最近、他店でオーバーホールしたにもかかわらず、調子が悪いので、見て欲しい、 という修理依頼が、時折あります。 裏ブタを開けますと、大体がそうなのですが、前回時計修理人が書いたと思われる 日付が入っています。

その日付を見ますと、半年前とか、一年前に修理されたにもかかわらず、テンプ上下穴石の油がほとんど無い状態なのです。当然、アンクルの油もチェックしてみますが、ほとんど油の残量がありません。
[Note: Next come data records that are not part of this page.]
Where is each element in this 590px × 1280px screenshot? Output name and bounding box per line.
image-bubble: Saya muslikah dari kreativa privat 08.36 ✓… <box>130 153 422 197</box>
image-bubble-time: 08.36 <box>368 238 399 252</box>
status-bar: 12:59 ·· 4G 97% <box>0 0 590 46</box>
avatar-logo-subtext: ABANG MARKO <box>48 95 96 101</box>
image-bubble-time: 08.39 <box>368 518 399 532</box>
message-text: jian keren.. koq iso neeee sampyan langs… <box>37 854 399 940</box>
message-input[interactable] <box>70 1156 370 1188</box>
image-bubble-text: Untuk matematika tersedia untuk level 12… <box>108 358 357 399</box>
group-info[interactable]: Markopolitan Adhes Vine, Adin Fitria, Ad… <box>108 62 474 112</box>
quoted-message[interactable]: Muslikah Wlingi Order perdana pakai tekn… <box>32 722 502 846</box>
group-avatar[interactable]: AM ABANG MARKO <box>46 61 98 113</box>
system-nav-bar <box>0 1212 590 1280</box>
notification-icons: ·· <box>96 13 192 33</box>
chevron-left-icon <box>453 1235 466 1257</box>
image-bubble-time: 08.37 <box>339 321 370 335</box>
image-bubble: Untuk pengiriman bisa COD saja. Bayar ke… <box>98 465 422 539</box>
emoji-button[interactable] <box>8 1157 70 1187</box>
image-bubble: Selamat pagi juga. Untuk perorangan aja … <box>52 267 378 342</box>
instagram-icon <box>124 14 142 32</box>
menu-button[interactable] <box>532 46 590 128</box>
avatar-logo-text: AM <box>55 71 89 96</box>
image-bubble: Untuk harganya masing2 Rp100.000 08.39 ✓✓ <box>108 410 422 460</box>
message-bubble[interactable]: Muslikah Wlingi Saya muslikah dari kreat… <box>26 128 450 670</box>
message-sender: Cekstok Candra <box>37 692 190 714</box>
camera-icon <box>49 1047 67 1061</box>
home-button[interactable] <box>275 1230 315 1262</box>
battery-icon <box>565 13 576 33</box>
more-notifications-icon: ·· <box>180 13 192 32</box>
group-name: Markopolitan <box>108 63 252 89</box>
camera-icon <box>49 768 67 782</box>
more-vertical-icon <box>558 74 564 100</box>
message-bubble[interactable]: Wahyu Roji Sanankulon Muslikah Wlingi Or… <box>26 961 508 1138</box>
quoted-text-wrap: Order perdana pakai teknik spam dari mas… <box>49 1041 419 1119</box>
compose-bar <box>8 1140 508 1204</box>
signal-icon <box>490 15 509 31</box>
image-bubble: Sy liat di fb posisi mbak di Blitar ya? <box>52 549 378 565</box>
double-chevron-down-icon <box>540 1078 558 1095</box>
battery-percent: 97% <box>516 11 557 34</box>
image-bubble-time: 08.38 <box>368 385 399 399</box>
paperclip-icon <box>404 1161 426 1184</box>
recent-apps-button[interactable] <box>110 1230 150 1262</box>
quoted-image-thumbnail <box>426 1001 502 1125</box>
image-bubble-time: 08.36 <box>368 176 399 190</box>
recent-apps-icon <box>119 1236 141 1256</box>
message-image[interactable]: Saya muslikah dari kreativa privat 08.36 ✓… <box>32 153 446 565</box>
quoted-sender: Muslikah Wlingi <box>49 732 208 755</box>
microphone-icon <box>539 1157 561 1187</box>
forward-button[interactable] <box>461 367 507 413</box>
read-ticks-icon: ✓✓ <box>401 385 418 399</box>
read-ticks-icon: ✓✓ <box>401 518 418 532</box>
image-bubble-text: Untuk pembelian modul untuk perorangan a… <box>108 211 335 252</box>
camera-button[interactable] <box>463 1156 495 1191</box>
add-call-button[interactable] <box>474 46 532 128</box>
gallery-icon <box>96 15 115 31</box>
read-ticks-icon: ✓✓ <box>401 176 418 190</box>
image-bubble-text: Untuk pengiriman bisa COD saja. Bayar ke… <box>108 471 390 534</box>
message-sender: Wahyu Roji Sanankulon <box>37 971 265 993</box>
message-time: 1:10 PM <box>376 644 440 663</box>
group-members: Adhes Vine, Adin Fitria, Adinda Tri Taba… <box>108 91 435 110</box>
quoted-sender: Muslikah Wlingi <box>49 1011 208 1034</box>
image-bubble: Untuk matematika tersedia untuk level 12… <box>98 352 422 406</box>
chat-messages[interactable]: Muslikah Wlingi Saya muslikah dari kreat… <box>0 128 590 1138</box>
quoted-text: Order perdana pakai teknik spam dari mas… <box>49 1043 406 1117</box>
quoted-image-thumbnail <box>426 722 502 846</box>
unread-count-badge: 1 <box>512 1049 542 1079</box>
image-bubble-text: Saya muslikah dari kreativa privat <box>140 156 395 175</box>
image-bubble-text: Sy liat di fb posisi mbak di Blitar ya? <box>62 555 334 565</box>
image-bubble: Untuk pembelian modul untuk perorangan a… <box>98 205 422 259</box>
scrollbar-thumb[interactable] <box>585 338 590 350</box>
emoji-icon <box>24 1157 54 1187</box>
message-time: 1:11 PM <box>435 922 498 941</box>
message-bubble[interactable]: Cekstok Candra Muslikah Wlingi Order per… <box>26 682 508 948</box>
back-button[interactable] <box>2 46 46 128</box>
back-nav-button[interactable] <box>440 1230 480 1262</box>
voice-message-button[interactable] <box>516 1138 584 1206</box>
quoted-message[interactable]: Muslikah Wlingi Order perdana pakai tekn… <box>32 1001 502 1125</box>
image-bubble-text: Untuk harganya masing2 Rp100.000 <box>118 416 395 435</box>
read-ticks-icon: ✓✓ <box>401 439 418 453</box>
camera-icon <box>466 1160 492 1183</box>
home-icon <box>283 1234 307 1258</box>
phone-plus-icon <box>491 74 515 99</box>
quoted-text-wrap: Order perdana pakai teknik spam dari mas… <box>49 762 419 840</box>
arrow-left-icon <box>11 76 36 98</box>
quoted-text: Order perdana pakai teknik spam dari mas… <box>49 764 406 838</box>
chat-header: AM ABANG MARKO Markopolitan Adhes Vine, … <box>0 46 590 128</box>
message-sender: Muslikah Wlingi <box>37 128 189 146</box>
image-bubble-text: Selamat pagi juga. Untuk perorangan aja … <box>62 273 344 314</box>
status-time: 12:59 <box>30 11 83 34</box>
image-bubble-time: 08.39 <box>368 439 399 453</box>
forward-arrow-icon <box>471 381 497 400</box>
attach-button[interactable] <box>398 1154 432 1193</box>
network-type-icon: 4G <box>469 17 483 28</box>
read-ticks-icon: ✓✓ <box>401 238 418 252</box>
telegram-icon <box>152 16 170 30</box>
何故半年・一年前にオーバーホールしたにも関わらず、油が消えてしまうか?と言うと揮発油(ベンジン)の油膜が残っている状態で、注油しているからなのです。

穴石・受石等を洗浄した後、布巾で素速く拭いて揮発油・油膜を取り除けばいいのですが、綺麗に油膜が取り除けていない状態で、テンプ油を注油した場合、油は拡散してしまい、長時間、保油出来ないのです。弊店では、超音波洗浄機で、洗浄した後、テンプの上下ホゾ、ガンギ車上下ホゾを掃除木(エルダーピース)でホゾに万が一油膜が残っている場合を考えて、取り除く方法を採っています。

超音波洗浄機は、時計修理人には、無くてはならない必須の機械なのですが、 100%全幅の信頼を置くわけにはいかず、 テンプの穴石・受石・アンクル爪石,各車の穴石等を洗浄後も、 油膜が残らず綺麗になっているか?確認作業をしなければなりません。

特に、アンクル爪石・油が短期間の内に、拡散して、無くなった場合、時計の調子は急激に悪くなるからです。(ハイ・ビートなら余計に悪い影響がでます) ロレックスによく見受けられるのですが、新品購入後、7年以上時間が経過しているにもかかわらず、テンプの穴石・油が、十分に残っているケースがあります。

さすがに、ロレックスのテンプのホゾの保油能力の凄さに愕然とします。ロレックスは、2番・3番・4番・ガンギ車のホゾの穴石・油の量が十分に注油出来る為に、オーバーホール後5年以上過ぎても、油が残っている場合があり、ロレックスは他を抜きんでて、良い保油設計をしているものと、いつも感心しております。